Quoique monnaie africaine, le franc CFA est géré en dernier
ressort par la France, qui a pour mission d'assurer la parité
entre les deux monnaies. Cette réalité implique une véritable
mainmise de l'Etat français sur la politique monétaire
africaine. Depuis janvier 1999 et l'adoption de l'euro par la
France, cette réalité s'est étendue à toute la zone euro (la
parité entre euro et FCFA a été fixée à 655,96 FCFA pour 1
euro).
La zone CFA se divise en trois sous-régions
monétaires dirigées par trois banques centrales respectives : l'UEMOA
(Union économique et monétaire ouest-africaine) est dirigée
par la BCEAO (Banque centrale des Etats d'Afrique de l'Ouest) et
regroupe le Niger, le Togo, le Sénégal, le Mali, le Bénin, le
Burkina Faso et la Côte d'Ivoire; la CEMAC (Communauté
économique et monétaire de l'Afrique centrale) est dirigée par
la BEAC (Banque des Etats d'Afrique centrale) et regroupe le
Cameroun, la Centrafrique, le Congo, le Gabon, la Guinée
équatoriale et le Tchad; enfin, la BCC (Banque centrale des
Comores) dirige la politique monétaire de la République
fédérale islamique des Comores.
Les statuts de ces banques centrales, bien que réformés en 1973,
restent nettement à l'avantage de l'ex-métropole. En effet,
celle-ci peut légalement bloquer toute décision monétaire au
sein de la zone CFA. Ce droit est assuré par la présence de
représentants dans les conseils d'administration respectifs : la
BEAC est dirigée par treize administrateurs, dont trois
Français (article 3); la BCEAO est dirigée par seize
administrateurs, soit deux par pays membres et deux Français (article
49); enfin, la BCC est dirigée par huit administrateurs, dont
quatre Français (article 34).
Or, la BEAC ne peut délibérer qu'en présence d'au moins un
administrateur par Etat membre et un administrateur français (article
38), la BCEAO doit prendre les décisions capitales à l'unanimité
(article 51) et la BCC ne peut adopter de décision qu'avec l'accord
d'au moins cinq des représentants (article 38). Cela signifie
clairement qu'aucune décision monétaire au sein de la zone CFA
ne peut se prendre sans l'aval de la France.

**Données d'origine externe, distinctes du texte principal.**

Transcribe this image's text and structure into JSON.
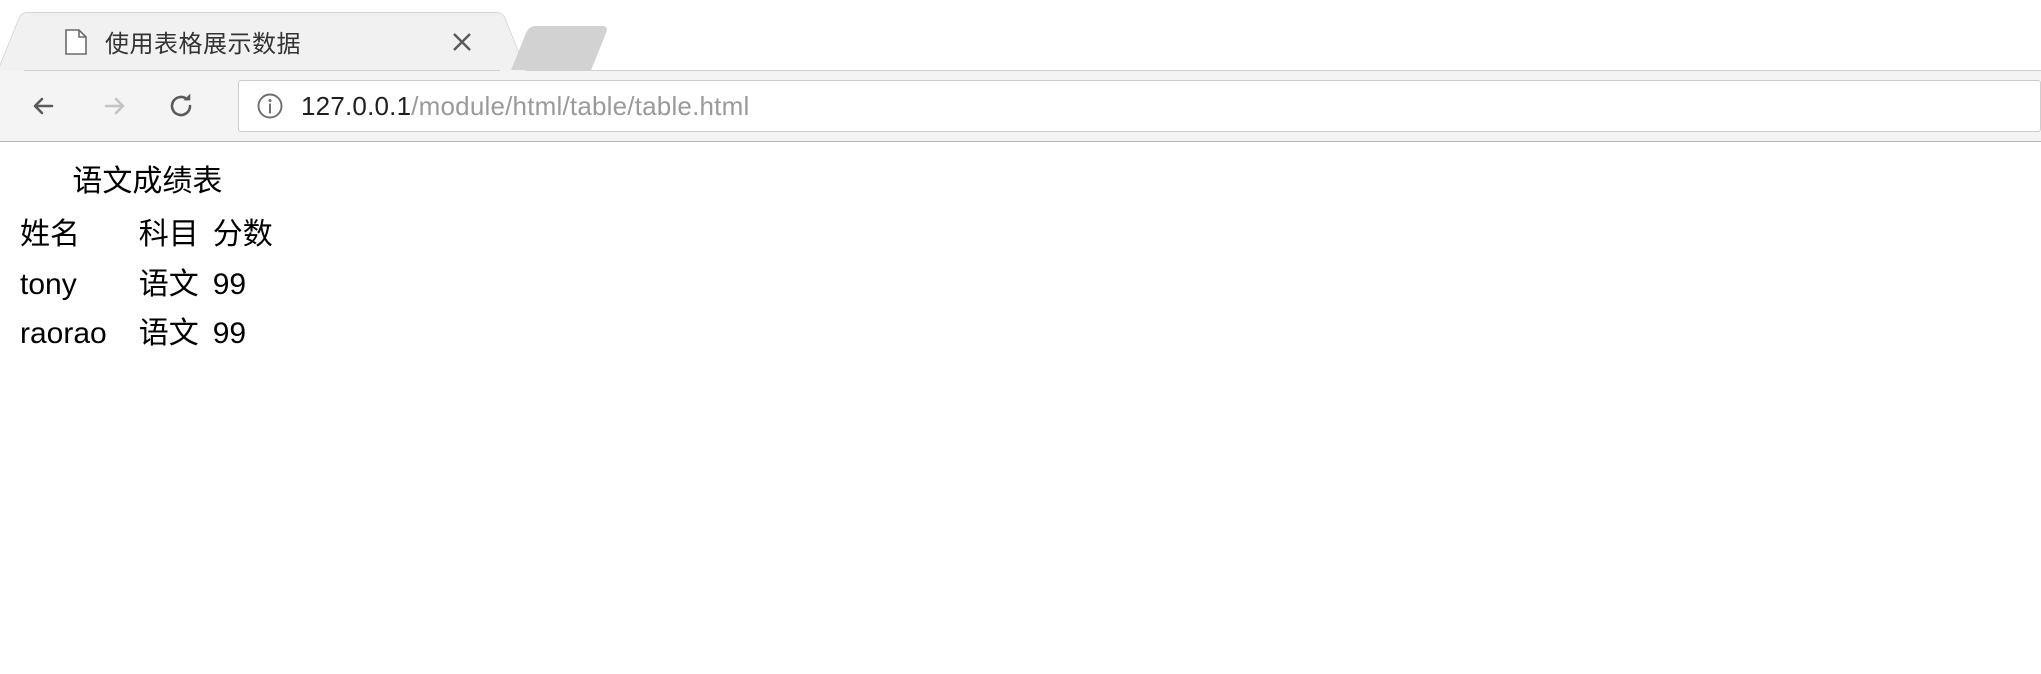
{
  "browser": {
    "tab": {
      "title": "使用表格展示数据",
      "favicon_name": "page-icon",
      "close_label": "×"
    },
    "toolbar": {
      "back_label": "←",
      "forward_label": "→",
      "reload_label": "⟳",
      "security_label": "ⓘ",
      "url_host": "127.0.0.1",
      "url_path": "/module/html/table/table.html",
      "url_full": "127.0.0.1/module/html/table/table.html"
    },
    "colors": {
      "toolbar_bg": "#f4f4f4",
      "tab_bg": "#f1f1f1",
      "ghost_tab": "#d2d2d2",
      "back_arrow": "#5a5a5a",
      "forward_arrow": "#c3c3c3",
      "url_host_text": "#1f1f1f",
      "url_path_text": "#9a9a9a",
      "page_bg": "#ffffff",
      "text": "#000000"
    }
  },
  "page": {
    "table": {
      "caption": "语文成绩表",
      "headers": [
        "姓名",
        "科目",
        "分数"
      ],
      "rows": [
        [
          "tony",
          "语文",
          "99"
        ],
        [
          "raorao",
          "语文",
          "99"
        ]
      ]
    }
  }
}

Les enjeux d'un tel système sont évidents : la France a conservé des relations commerciales et financières très développées avec ses anciennes colonies. Aussi, la meilleure façon d'assurer la sécurité de ces relations est d'assurer une stabilité monétaire entre les deux zones. Cette stabilité est assurée par le lien fixe entre le franc français et la zone CFA : la parité et la libre convertibilité sont assurées par le Trésor français. Une telle garantie rassure les investisseurs français, puisque aucun risque de convertibilité ne vient entraver le rapatriement régulier de leurs bénéfices.
Les avantages présentés aux Africains
sont quant à eux des plus artificiels : outre l'attrait des
investissements directs à l'étranger (IDE), qui comme on l'a vu
restent des plus timides, le franc CFA est censé épargner les
risques de change avec la zone euro et donc faciliter l'accès au
marché unique européen. Or, cet accès reste limité par les
mesures de protectionnisme permises à l'Union européenne par
les accords de l'OMC (aussi bien pour les produits manufacturés
que pour les produits agricoles). En outre, les relations
commerciales sont largement restreintes à l'exportation de
matières premières, dont les prix sont à l'avantage des pays
riches du Nord (termes de l'échange).
Un autre avantage présenté aux Africains est qu'une monnaie
unique facilite la coopération entre les différents pays
membres (ce qui empêche une balkanisation monétaire de l'Afrique).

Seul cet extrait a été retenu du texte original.